A alegria não pode se apagar (ou De como Kaká esbanjava alegria)
Carlos Augusto era o nome de Kaká, amigo falecido na última terça-feira (08/03), vítima de infarto, oito dias depois de Max, sobre quem eu escrevi semana passada e também vítima do mesmo mal.
Como todos nós, Kaká sentiu muito a morte precoce de Max e, agora, todos sentimos a morte também precoce de Kaká, que estava para completar seis décadas de vida.
A alegria de Kaká estava na luta, nas tentativas de superar dificuldades, no sofrimento envolvido, na força para superar obstáculos e viver e nunca na vitória propriamente dita. Esta era só consequência daquelas. E vivendo alegre e distribuindo alegria, Kaká nos fez, a todos que com ele convivemos, alegres.
William Shakespeare disse certa vez que a alegria evita muitos males e prolonga a vida. Não é possível conferir, por meio de dados, se o genial bardo inglês estava correto ou não, mas é possível dizer que a alegria de Kaká, um homem de astral muito bom, sempre pronto a tirar uma brincadeira, sempre rindo, sempre com uma piada na ponta da língua, fez-nos muito bem, porque, como ensinou o filósofo alemão Friedrich Nietzche, “a objeção e o desvio, a desconfiança alegre e a vontade de troçar são sinais inequívocos de saúde e qualquer coisa que se apresente como absoluta está no âmbito da patologia”. E eu completo: e também no âmbito do egoísmo e da mesquinhez, traços da personalidade que passavam longe de Kaká.
Conheci Kaká num carnaval, quando, à frente de um grupo de São Vicente, participou, em Florânia, de uma confraternização com vários blocos carnavalescos do Seridó. Corria o ano de 1988 e dali em diante encontrei-o várias vezes em Natal, no Centro Administrativo, bairro de Lagoa Nova.
Fiquei bem feliz quando soube que namorava uma prima, Socorro, com quem se casou e teve dois lindos filhos, Laura e Victor. Fiquei feliz em poder participar de muitas confraternizações, sempre muito animadas, com ele e vários outros amigos. Eu que não o via desde novembro de 2019, fiquei feliz por poder reencontrá-lo, no último sábado (05/03), ainda que em momento triste (missa de sétimo dia de Max), e ouvi-lo, mesmo meio acabrunhado, dizer gracejos e fazer piada comigo e com ele mesmo.
Todas as despedidas carregam um pouco de sofrimento, no sentido espiritual. Uma, porém, dói na alma e no corpo, aquela da passagem da vida para morte, porque a vida insiste em ficar e é vencida pela sua rival mais forte e, às vezes, traiçoeira. Quando tal passagem ocorre de maneira súbita e inesperada, como se deu com Max e agora com Kaká, a dor cala fundo na alma e no corpo e palavra alguma de conforto consegue abrandar o sofrimento trazido pela perda. Só o tempo oferecerá respostas e o conforto definitivo.

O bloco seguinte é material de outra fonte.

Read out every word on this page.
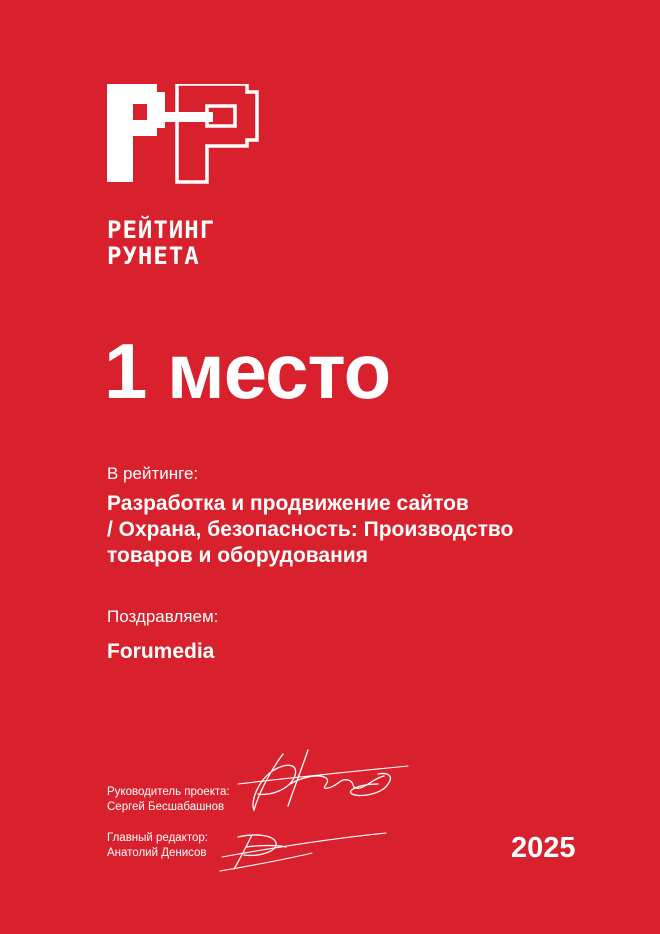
РЕЙТИНГ
РУНЕТА
1 место
В рейтинге:
Разработка и продвижение сайтов
/ Охрана, безопасность: Производство
товаров и оборудования
Поздравляем:
Forumedia
Руководитель проекта:
Сергей Бесшабашнов
Главный редактор:
Анатолий Денисов	2025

Kaká se foi, mas muito dele ficou em cada um de nós que com ele compartilhamos belos e doces momentos de convivência amistosa, fraterna e alegre, regados a cervejas (ou algumas outras bebidas) e tira-gostos temperados com gozações envolvendo ABC e América, ele defendendo as cores do América, da vizinha Parnamirim (como eu sempre dizia, para desespero dele), e eu, as do Mais Querido. Vou lembrar sempre do seu bom humor visceral e, por isso mesmo, genuíno e autêntico, e de sua alegria de viver. Assim deve ser porque assim ele, homem de muito riso e pouco siso, gostaria que fosse.